One of the major benefits to using Git is the entirety of the repository being entirely local and easily searched/queried. For this, Git has a very useful command called git log which allows you to inspect revision histories in numerous different ways between file paths, branches, etc. There are a couple basic scenarios where git log has become invaluable, for me at least, in order to properly review code but also to track changes effectively from point A to point B.
git log -p --no-merges --author=dave The --no-merges option will prevent git log from displaying merge commits which are automatically generated whenever you pull from one Git branch to another
git log --name-status master-topfriends...proj-topfriends-thing
Git supports the ability with git log and with git diff to provide unidirectional branch lookups or bidirectional branch lookups. For example, say the left branch has commits "A, B" and the right branch has commits "A, C". The ... syntax will output "C", whereas .. will output "B, C"

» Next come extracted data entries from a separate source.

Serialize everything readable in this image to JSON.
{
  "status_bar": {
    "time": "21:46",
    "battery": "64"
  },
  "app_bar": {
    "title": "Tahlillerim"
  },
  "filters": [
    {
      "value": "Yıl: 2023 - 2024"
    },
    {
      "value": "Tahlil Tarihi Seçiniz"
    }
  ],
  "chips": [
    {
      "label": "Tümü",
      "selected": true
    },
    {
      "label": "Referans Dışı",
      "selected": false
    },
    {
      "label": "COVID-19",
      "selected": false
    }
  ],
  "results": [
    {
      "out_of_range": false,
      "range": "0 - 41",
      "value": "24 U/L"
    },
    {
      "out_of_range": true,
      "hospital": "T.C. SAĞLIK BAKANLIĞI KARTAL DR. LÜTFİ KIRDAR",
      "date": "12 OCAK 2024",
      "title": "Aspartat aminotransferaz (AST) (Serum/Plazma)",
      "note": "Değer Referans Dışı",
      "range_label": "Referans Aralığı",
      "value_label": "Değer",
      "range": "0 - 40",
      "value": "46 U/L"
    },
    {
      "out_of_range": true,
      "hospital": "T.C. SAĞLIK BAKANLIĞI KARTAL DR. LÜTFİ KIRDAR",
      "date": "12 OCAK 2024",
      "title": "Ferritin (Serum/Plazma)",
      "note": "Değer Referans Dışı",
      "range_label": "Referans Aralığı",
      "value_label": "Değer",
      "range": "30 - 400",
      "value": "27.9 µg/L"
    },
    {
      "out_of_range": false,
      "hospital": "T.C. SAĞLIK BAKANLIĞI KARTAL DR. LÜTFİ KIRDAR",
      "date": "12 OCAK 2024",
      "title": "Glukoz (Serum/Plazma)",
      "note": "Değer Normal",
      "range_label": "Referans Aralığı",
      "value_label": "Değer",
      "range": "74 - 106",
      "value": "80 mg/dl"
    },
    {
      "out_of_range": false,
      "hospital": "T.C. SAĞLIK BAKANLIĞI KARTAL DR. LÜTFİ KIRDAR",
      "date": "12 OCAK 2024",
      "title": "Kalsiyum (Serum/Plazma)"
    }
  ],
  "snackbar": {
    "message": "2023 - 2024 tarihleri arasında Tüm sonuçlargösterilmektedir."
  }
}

git log --since="2 weeks ago" --name-status -- templatesAt the tail end of a git log command you can specify particular paths to look up the histories for with the -- operator, in this case, I will be looking at the changes that have occured in the templates directory over the past two weeks
git log -n 10 --no-merges -p
git log commands automatically filter into less(1) so you can page through the output like you would normally if you executed a svn log | less. Because git log is simply reading from the locally stored revision history you can quickly grep the history by any number of different search criteria to gain a better understanding of how the code base is changing and where.